Heritage Lottery Fund - Lottery Funded

D.W. Clayton 

When the Second World War started my farther was employed as a gardener/handyman by Captain Peter Bell at a house called “THE CAMP” in the village of Steeple Clayton Nr Buckingham.

Early in 1940 his employer advised him that the house was being taken over by the government for the duration of the war and he was asked to stay on as caretaker until the new occupants arrived. This turned out to be members of the W.R.N.S. who asked him to stay on and to grow as many vegetables as was possible to help feed the girls who would be staying there.We knew the girls worked in shifts being taken each day to Bletchley Park but did not know what they were doing until many years after the war was over.

The house did not have a mains water supply. It was supplied by a very ancient petrol engine pump from a well in the allotments across the road. Often this engine would not start and my father had to pump it  up by hand several times a day because the girls used rather a lot of water but the well never ran dry.

When the girls discovered that my mother did sewing and washing she was inundated with requests for her to do repairs to clothing etc but it was mainly starching their best collars because none of them liked doing that job.

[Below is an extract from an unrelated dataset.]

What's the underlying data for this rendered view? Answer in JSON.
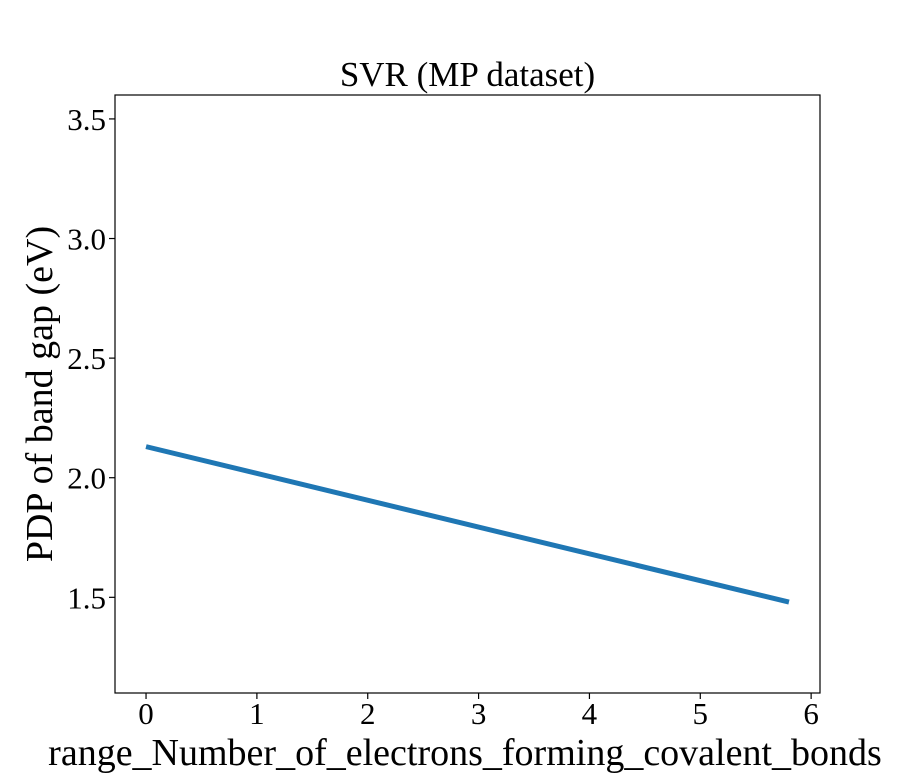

A large hut was erected in the grounds as a recreation room in which they had film shows every Monday evening and my father and I were invited to go whenever we wanted to (mother could not go because she had my 3 year old brother to look after.)


In spring 1942 my pet white angora rabbit had a litter of seven white babies when some of the girls saw them they wanted them as pets. After much cajoling the officer in charge finally agreed and they went to their new home. Now when the rabbits were fully grown the officer decided that they must go in the pot, but the girls refused to eat them so my father was told to take them to the local butcher who skinned them and sold them back to the camp cookhouse as wild rabbits, so the girls ate them after all but did not know it. All those involved were sworn to secrecy otherwise there would have been a riot.


The Barn where the W.R.N.S. kept their transport has a brass plate on the roadside wall which states that Oliver Cromwell slept there the night before the battle for Hillesdon and that he stabled his horses in the village church.